Frédéric Soulard, c’est un peu l’homme de l’ombre, celui dont on ne fait pas vraiment attention et qui tient pourtant une place importante, comme claviériste (Limousine, Maestro, Asynchrone…) ou réalisateur d’albums (Radiate de Jeanne Added, Back to the Moon de Thomas de Pourquery…).

Avec Get High, Frédéric Soulard révèle pleinement son identité artistique. À l’écoute de cet album, on imagine aisément le musicien s’éloignant du tumulte du monde pour trouver refuge à Ailefroide dans les hauteurs du massif des Écrins, au cœur d’une nature majestueuse et silencieuse. Cette image n’a rien d’anecdotique : elle éclaire la profondeur d’une œuvre qui semble naître d’un dialogue permanent entre l’homme et son environnement.

Sa musique, entre ambient, électro et pop est tout en intériorisation, comme lorsque l’on marche seul sur les sentiers, seul face à soi-même, seul face à la montagne et à l’effort. Avec forcément quelque chose de la respiration intérieure, de la spiritualité.
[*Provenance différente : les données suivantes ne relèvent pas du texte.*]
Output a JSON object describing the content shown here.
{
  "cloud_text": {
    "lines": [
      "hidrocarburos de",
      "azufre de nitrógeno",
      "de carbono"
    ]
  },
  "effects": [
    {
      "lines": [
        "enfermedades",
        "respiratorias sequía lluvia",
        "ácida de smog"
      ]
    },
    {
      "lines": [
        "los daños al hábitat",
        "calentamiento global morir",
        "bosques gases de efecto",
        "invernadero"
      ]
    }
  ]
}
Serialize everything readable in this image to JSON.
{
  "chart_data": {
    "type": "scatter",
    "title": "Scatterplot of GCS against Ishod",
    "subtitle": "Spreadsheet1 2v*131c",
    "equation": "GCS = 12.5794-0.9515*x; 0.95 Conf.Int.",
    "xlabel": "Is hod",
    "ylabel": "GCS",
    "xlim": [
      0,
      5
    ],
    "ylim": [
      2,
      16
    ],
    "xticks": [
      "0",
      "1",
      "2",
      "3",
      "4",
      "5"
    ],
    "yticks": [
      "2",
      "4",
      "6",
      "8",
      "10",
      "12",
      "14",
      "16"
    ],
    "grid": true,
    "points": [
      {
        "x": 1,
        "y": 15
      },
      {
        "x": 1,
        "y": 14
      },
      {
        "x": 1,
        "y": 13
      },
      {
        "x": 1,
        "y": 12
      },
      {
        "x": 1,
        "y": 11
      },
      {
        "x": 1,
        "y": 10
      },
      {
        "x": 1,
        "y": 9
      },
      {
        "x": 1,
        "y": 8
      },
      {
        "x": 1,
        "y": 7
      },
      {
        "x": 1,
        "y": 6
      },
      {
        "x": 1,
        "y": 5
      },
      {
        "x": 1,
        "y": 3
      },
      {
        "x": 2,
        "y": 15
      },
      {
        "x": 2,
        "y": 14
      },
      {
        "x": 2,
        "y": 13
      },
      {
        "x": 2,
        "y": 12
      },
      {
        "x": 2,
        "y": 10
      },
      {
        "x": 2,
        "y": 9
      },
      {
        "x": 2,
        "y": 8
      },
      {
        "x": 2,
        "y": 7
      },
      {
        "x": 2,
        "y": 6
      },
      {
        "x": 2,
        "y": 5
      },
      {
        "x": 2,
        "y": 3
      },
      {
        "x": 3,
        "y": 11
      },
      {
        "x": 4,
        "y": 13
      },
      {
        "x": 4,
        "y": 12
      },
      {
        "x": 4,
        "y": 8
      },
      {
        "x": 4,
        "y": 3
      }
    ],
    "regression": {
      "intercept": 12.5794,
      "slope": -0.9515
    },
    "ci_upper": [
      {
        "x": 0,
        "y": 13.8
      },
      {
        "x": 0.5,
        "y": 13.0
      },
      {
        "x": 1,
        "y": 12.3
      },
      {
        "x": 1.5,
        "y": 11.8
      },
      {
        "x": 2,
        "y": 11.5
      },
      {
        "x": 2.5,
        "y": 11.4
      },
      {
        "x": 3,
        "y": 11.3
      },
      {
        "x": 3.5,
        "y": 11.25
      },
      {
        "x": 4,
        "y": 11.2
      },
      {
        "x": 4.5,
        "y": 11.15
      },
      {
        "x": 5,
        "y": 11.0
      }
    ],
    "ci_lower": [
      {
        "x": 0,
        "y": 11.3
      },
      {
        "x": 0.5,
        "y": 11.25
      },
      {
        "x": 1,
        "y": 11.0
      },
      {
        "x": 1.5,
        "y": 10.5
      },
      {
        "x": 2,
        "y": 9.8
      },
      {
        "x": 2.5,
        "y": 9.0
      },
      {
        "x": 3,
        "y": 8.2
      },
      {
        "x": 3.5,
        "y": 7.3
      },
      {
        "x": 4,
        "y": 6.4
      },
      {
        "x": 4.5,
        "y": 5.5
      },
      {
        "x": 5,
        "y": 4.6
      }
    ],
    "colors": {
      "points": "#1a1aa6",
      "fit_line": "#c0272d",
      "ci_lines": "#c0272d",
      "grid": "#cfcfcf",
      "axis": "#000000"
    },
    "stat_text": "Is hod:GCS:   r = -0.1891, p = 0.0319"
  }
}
C’est une façon d’aller dans la matière sonore, dans les atmosphères, sans recherche de structures établies, quelque chose de très organique, cette matière sonore étant presque palpable.

Mais s'il y a quelque chose de très intériorisé, Frédéric Soulard est capable aussi de donner à sa musique une grande profondeur de champ, ouvrir de vastes horizons sonores, comme face à ses belles montagnes, notamment grâce aux développements des mélodies, aux nuances et aux choix des timbres, dans les voix invités de Piers Faccini ou Frànçois Atlas également. La musique avance comme une marche en montagne : lente, exigeante, parfois solitaire, mais toujours porteuse de découvertes, éloge d’espaces que nous n’occupons pas mais qui s’imposent à nous, dans l’infiniment grand comme l’infiniment petit. Il célèbre aussi les espaces que nous traversons sans toujours les voir : les silences, les respirations.

Un magnifique album introspectif, comme une quête de lumière, beau, fascinant comme les gestes graciles, élastiques de Patrick Edlinger, Toni Yaniro ou Catherine Destivelle, ces alpinistes qui transforment chaque ascension en expérience poétique.